Thursday, 16 May 2013

Plot, and Why School Lied to Me

Hey all,

There will be another free From Ash day coming up in a bit more than a week(ish); just wanted to get an early announcement out on that front. I’m not quite sure on the actual day, it might be the 25th of May, but that’s not set in stone. In other news, I’ve (for fun) started back into my incredibly strange faux-comedy-romance novel. I find it’s a nice change in the mood from a lot of the more serious doom and gloom in the Dreamstate books. I have no idea if or when that’ll be done (the romance novel), but it doesn’t have to be long, so it could be sometime soon.

Moving onto the subject of the title of this post, I wanted to talk about the pattern of the plot of the next Dreamstate and why it was causing me to panic a bit. Fear not, there will be no spoilers of the text, so you’re free to read ahead at will.

I have an English BA, which mostly entailed writing academic papers, reading other people’s academic papers, and reading medieval poetry so that I could write a paper on said poem. There wasn’t a lot of me getting to write stories about dreams and wastelands and dragons. There are creative writing majors, but it wasn’t something that I really paid attention to at the time. As such, most of my ‘how to write a story’ training comes from personal experience, books, and potentially early high school/ middle grade English classes. The problem with this, for my brain at least, is that I was really only taught (formally) that a book’s plotline develops in one, maybe two specific ways. There’s a beginning, a middle, and an end; also there’s a climax somewhere in there, possibly near the ending. Now, if I take more than a couple seconds to think about this, I know it’s not true, not really. There are an infinite number of ways to write a story with different pacing, climaxes, highs, lows, worlds, genres; anything you can think of you can do. This doesn’t change the fact that it was hammered into my brain for a very long time that there’s one way to structure a book.

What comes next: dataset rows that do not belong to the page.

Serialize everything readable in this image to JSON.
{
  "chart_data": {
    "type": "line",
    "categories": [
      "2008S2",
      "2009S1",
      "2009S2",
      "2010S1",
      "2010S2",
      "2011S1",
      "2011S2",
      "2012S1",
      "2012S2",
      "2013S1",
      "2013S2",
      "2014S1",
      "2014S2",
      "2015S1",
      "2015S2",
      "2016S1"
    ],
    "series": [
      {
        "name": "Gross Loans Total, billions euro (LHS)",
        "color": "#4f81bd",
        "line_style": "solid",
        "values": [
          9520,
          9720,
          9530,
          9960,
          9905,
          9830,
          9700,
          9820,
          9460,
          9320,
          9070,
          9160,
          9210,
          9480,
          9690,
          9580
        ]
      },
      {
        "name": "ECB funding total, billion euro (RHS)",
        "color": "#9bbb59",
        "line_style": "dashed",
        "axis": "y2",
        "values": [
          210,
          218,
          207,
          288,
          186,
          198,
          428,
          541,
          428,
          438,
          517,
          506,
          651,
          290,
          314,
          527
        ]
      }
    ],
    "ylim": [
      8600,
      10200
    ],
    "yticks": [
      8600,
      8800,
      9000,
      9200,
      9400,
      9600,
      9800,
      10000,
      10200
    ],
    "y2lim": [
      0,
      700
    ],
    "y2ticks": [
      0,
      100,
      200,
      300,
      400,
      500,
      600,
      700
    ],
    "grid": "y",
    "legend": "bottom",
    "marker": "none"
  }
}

For most people who don’t ever write, I assume this doesn’t really weigh heavy on their minds, or haunt their dreams. But for folk who do write, knowing that something fundamental to your education is wrong is a bit of a hurdle to get over. For instance, in Dreamstate II, there’s a section that is really quite relevant and plot changing for the entire series, but it doesn’t happen until midway through the book. It’s one of the many high points in the story, but in my mind, it made my feel like I was dragging my feet on either side of this moment. Everything beforehand felt pointless, like I was leading up to something else, even though it wasn’t, because the characters (and readers) don’t know anything is coming. Hopefully you still won’t have any idea what I’m talking about in regards to the plot when you all do read Dreamstate II. To me, however, it felt like there was something off about the way the book was structured, even though I liked everything in it. It didn’t matter what I tweaked, because it wasn’t content that bothered me, it was the actual plotline.

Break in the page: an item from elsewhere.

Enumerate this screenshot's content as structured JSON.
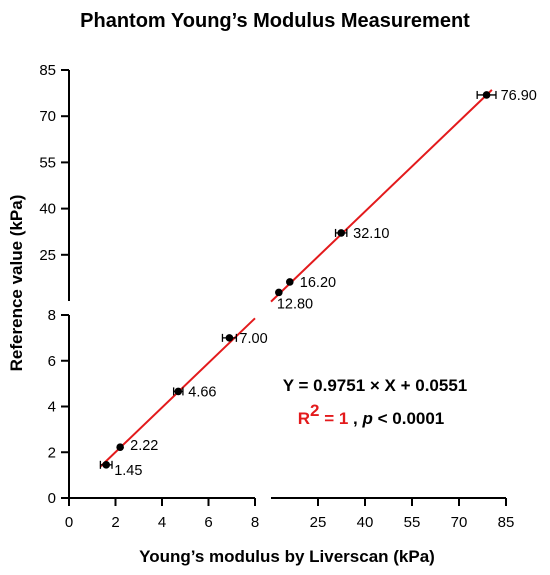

Last night I finally snapped out of it when I complained to my girlfriend that I was having this problem. She made a bit of a face, and then mentioned that it sounded a bit like when in The Fellowship of the Ring the hobbits reach Rivendell. It’s a crucial turning point in the trilogy, and it changes the short from the shire only journey, but no one knows that it’s coming until they’re there.

My point, if you can’t pull it out of the muck of my ramblings, is that no book needs to follow a set pattern to be correct. Things can (and should) happen all throughout the text, even new and exciting things introduced somewhere in the middle. A good book does what it wants, when it wants, and is all the better for it.